AUSTIN, Texas – Texas isn’t the first state to require that rehab providers be certified to provide custom seating and mobility to Medicaid beneficiaries, but it’s the first to pay them extra for it.

Over the summer, lawmakers passed a bill that requires rehab providers to be RESNA-certified assistive technology professionals (ATPs) to provide custom seating and mobility. It also requires Medicaid officials to develop “an appropriate reimbursement methodology for compensating the evaluation and final fitting services” provided by ATPs.

“This is the first state to say the ATP has a dollar value,’” said Tom Hafford, secretary/treasurer and director of the Greater Texas Rehab Providers Council (TXRPC). “That’s major.”

The bill went into effect in September. Medicaid officials have until Jan. 1, 2011, to implement it.

The requirement will “change the scene a little bit,” acknowledges Michael Bird, president and executive director of the TXRPC. (Medicare has had a similar requirement in place for more than a year, but most rehab providers in Texas focus on Medicaid, he says.)

“Whenever there’s change, there’s always someone who complains,” said Bird, president of Marshall Mobility Plus in McAllen, Texas. “For the most part, this is positive, especially for consumers.”

Because the Medicare requirement has made ATPs hard to find in many areas, rehab providers in Texas who don’t have ATPs already may want to look to their existing staffs, Bird said.

“We need to identify people who are capable and develop them,” he said. “That’s something we should be doing, anyway.”

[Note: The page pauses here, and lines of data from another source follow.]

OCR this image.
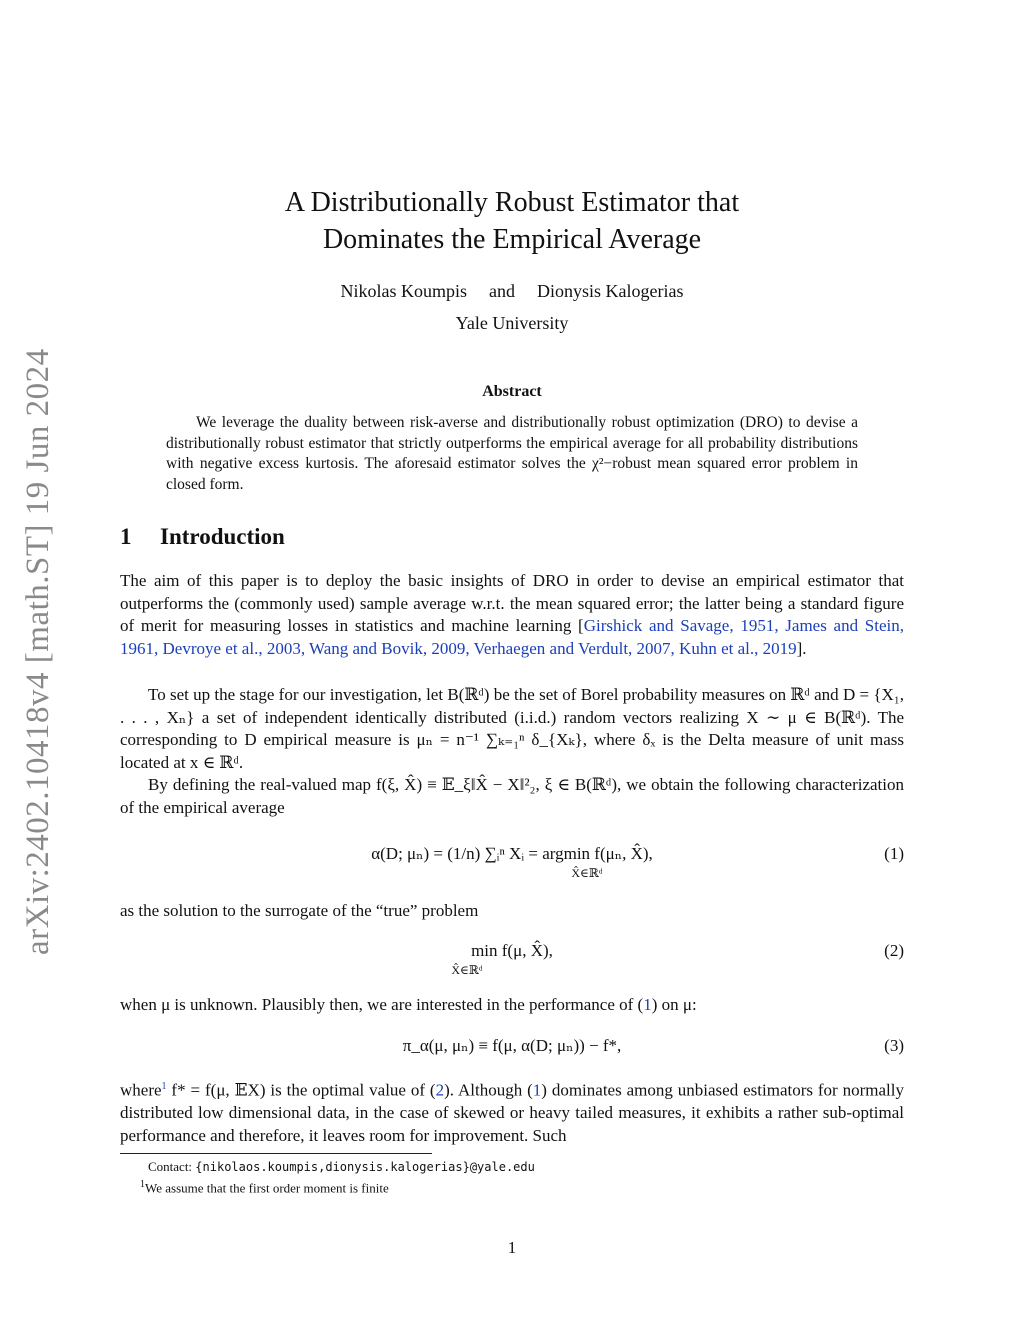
arXiv:2402.10418v4 [math.ST] 19 Jun 2024
A Distributionally Robust Estimator that
Dominates the Empirical Average
Nikolas Koumpis and Dionysis Kalogerias
Yale University
Abstract
We leverage the duality between risk-averse and distributionally robust optimization (DRO) to devise a distributionally robust estimator that strictly outperforms the empirical average for all probability distributions with negative excess kurtosis. The aforesaid estimator solves the χ²−robust mean squared error problem in closed form.
1 Introduction
The aim of this paper is to deploy the basic insights of DRO in order to devise an empirical estimator that outperforms the (commonly used) sample average w.r.t. the mean squared error; the latter being a standard figure of merit for measuring losses in statistics and machine learning [Girshick and Savage, 1951, James and Stein, 1961, Devroye et al., 2003, Wang and Bovik, 2009, Verhaegen and Verdult, 2007, Kuhn et al., 2019].
To set up the stage for our investigation, let B(ℝᵈ) be the set of Borel probability measures on ℝᵈ and D = {X₁, . . . , Xₙ} a set of independent identically distributed (i.i.d.) random vectors realizing X ∼ μ ∈ B(ℝᵈ). The corresponding to D empirical measure is μₙ = n⁻¹ ∑ₖ₌₁ⁿ δ_{Xₖ}, where δₓ is the Delta measure of unit mass located at x ∈ ℝᵈ.
By defining the real-valued map f(ξ, X̂) ≡ 𝔼_ξ‖X̂ − X‖²₂, ξ ∈ B(ℝᵈ), we obtain the following characterization of the empirical average
α(D; μₙ) = (1/n) ∑ᵢⁿ Xᵢ = argmin f(μₙ, X̂),
X̂∈ℝᵈ
(1)
as the solution to the surrogate of the “true” problem
min f(μ, X̂),
X̂∈ℝᵈ
(2)
when μ is unknown. Plausibly then, we are interested in the performance of (1) on μ:
π_α(μ, μₙ) ≡ f(μ, α(D; μₙ)) − f*,	(3)
where$^1$ f* = f(μ, 𝔼X) is the optimal value of (2). Although (1) dominates among unbiased estimators for normally distributed low dimensional data, in the case of skewed or heavy tailed measures, it exhibits a rather sub-optimal performance and therefore, it leaves room for improvement. Such
Contact: {nikolaos.koumpis,dionysis.kalogerias}@yale.edu
$^1$We assume that the first order moment is finite
1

Hafford, president of Texas DME/Mobility Dynamics in Cleburne, Texas, is an ATP and he has one employee preparing to sit for the ATP exam. Bird is an ATP and he has one employee who’s also an ATP.

The TXRPC has been trying to pass a bill like this for six years (Texas holds legislative sessions every other year).

“This is the first time we were able to satisfy all parties involved,” Hafford said.

A number of states, including Tennessee, California, Georgia, Alabama, Massachusetts and Oklahoma, have similar laws or Medicaid policies in place.